All the wizardry in the area is alive with informatively colored light.
Kaylo does not seem to have any spells on him; there are a few little motes indicating spells he has cast which are still active, including the analysis. The spell does not visualize dragon magic at all.
Lots in the library. All the books have a dab of magic on them, and that supply cabinet, and the circulation desk, and the light filtering down from the ceiling, and the ward around the building. Some students milling around have one or more spells on them and many carry magic objects.
Kaylo's analysis book is closest! The analysis makes the magic on it look like a blot of blue, connected to the circulation desk with a thin tendril and to its place on the shelf with another.
"The analysis doesn't give content, just structure; how's it dovetailing with your thing?"
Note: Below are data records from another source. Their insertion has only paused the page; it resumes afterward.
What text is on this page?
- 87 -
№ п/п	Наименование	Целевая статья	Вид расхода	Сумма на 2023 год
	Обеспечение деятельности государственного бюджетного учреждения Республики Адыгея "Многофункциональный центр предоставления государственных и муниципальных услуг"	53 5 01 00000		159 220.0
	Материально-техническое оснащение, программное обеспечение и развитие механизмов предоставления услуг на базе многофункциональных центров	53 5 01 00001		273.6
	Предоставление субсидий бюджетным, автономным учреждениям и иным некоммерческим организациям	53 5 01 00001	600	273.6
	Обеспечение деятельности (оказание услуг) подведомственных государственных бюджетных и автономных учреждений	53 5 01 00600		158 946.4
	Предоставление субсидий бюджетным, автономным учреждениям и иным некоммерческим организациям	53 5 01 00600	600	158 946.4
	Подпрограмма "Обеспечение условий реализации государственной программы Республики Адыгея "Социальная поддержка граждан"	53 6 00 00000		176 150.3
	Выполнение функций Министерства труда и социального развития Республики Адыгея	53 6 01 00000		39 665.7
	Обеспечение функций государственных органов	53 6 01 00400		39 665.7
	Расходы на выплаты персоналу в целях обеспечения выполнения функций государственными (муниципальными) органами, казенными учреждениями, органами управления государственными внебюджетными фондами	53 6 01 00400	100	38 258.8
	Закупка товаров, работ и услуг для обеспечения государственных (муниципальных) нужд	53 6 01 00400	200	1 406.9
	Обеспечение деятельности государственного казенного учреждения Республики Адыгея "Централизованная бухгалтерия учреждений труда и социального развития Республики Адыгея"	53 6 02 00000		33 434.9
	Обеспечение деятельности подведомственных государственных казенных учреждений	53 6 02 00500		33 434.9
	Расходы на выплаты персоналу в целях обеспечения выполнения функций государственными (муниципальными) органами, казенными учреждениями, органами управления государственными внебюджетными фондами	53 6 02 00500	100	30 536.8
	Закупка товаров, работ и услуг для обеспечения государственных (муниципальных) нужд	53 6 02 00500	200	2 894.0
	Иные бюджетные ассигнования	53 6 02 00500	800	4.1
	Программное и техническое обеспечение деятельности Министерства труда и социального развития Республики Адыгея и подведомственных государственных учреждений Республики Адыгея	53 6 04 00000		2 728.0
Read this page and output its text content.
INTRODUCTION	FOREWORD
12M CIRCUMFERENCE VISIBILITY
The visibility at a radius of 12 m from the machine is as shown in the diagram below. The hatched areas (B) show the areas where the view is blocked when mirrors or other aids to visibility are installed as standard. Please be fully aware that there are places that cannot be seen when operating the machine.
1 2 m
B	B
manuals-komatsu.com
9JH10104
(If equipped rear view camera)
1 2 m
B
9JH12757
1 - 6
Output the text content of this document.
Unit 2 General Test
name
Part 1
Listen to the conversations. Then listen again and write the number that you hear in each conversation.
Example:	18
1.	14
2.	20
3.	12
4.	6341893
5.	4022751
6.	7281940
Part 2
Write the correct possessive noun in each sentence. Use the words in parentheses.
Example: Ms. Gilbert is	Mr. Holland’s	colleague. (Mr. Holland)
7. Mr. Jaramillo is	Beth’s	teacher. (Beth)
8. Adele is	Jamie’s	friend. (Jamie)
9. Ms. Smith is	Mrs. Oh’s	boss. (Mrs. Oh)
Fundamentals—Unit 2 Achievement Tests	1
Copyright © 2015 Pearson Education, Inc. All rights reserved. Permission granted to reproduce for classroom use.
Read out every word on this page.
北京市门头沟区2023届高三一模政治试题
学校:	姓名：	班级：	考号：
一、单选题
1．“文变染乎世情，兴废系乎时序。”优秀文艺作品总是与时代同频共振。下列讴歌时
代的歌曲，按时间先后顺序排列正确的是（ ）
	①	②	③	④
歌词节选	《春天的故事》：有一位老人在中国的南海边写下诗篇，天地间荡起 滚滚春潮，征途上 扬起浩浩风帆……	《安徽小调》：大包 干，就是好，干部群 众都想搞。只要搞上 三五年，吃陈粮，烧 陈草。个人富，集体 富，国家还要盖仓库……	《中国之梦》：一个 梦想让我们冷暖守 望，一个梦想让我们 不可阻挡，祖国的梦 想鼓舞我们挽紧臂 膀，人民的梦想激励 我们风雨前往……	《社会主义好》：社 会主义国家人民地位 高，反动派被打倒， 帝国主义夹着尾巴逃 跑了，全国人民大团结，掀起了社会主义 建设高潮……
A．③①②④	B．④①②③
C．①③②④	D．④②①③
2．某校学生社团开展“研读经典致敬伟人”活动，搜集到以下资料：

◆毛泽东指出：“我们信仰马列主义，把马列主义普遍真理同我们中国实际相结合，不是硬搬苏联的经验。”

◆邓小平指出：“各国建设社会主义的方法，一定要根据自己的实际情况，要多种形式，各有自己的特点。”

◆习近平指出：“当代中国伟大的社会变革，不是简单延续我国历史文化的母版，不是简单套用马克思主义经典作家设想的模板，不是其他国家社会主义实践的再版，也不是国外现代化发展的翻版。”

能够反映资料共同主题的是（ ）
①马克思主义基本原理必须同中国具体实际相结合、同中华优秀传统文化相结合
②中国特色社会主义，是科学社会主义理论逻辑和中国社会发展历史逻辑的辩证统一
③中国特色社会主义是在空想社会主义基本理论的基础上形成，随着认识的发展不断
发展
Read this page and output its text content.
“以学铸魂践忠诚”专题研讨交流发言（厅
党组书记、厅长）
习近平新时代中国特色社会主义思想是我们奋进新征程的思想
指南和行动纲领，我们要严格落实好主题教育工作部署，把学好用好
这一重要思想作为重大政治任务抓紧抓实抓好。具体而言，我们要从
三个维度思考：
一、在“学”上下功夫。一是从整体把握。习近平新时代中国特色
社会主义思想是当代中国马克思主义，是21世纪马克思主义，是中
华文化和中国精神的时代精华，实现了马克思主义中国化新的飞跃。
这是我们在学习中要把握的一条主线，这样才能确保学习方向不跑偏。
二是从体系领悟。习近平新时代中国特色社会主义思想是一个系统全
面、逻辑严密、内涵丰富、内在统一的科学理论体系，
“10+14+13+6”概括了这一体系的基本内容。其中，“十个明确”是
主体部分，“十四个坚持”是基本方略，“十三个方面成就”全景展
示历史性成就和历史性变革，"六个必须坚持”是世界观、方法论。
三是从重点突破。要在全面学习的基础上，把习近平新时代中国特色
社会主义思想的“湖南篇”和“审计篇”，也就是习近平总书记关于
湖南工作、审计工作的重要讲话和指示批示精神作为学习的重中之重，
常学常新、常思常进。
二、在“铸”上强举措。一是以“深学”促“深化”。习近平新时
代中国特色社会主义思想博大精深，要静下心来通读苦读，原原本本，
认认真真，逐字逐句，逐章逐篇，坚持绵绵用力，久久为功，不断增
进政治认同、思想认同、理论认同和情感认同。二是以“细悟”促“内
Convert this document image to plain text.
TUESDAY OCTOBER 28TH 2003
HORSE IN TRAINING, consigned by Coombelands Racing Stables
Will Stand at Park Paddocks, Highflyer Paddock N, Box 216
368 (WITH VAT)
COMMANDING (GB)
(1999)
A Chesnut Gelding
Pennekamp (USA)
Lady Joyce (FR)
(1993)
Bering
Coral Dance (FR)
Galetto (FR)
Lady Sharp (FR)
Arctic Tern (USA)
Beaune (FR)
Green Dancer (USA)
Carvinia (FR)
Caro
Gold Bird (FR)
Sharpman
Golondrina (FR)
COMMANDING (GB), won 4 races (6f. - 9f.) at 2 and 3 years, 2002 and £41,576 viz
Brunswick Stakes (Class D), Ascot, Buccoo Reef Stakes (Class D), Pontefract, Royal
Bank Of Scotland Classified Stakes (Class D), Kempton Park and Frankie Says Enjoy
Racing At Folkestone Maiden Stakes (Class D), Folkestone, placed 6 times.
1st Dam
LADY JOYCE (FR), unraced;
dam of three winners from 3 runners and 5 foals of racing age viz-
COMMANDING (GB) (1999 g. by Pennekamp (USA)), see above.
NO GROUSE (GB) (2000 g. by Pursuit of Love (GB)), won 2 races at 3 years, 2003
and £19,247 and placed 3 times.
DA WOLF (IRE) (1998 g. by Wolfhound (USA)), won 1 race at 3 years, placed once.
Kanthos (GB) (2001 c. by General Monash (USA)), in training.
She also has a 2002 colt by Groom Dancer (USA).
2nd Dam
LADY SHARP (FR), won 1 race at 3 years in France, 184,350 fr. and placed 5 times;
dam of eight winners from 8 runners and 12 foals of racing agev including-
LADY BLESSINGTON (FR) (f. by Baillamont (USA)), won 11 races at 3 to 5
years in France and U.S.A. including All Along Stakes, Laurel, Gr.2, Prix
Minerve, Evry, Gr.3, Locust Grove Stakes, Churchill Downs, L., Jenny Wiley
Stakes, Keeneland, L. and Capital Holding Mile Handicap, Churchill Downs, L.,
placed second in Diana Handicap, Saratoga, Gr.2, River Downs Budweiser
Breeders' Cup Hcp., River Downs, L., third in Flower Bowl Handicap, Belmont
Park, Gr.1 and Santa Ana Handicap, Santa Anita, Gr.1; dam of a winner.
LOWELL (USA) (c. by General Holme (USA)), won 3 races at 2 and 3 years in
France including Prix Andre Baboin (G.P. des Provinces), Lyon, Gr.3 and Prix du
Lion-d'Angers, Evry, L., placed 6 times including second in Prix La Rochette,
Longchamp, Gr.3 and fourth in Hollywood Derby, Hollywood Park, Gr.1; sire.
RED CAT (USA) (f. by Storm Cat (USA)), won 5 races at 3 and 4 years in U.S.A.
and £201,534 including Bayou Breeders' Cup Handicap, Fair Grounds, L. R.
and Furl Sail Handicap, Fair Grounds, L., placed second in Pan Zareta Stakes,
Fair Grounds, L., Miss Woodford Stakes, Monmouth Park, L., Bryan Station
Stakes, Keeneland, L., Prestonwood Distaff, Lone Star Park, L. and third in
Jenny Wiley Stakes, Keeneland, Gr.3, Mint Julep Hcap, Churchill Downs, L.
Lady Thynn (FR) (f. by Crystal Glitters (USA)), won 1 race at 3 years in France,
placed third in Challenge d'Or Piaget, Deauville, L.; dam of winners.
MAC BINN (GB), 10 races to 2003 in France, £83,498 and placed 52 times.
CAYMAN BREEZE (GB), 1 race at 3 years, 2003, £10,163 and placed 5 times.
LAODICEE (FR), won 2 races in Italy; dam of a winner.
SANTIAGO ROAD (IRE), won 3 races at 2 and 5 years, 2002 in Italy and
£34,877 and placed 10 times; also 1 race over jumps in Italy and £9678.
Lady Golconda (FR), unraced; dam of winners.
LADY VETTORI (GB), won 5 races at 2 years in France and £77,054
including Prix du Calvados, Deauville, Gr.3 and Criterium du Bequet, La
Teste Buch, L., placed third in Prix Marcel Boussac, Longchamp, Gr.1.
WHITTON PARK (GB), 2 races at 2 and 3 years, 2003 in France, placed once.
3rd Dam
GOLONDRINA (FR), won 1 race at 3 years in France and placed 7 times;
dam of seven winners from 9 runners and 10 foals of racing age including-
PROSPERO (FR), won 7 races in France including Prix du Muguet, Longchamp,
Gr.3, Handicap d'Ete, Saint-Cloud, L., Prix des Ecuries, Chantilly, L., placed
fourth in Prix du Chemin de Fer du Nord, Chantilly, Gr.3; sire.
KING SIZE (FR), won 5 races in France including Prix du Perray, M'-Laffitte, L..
"It's—like being told? Without having to be told. Context helps, of course, but this helps me know where to look at. A large part of the process is figuring out what to look at, where each bit leads, stuff like that. This helps."
"That was a metaphorical where, but that, also, partly. There's a sense in which it is, I can see what a magic thing's attached to, more or less, and the way it's attached to it—but I wouldn't have found this connection, here between this book and the circulation desk and its shelf unless I was actively looking for it or knew it must be there."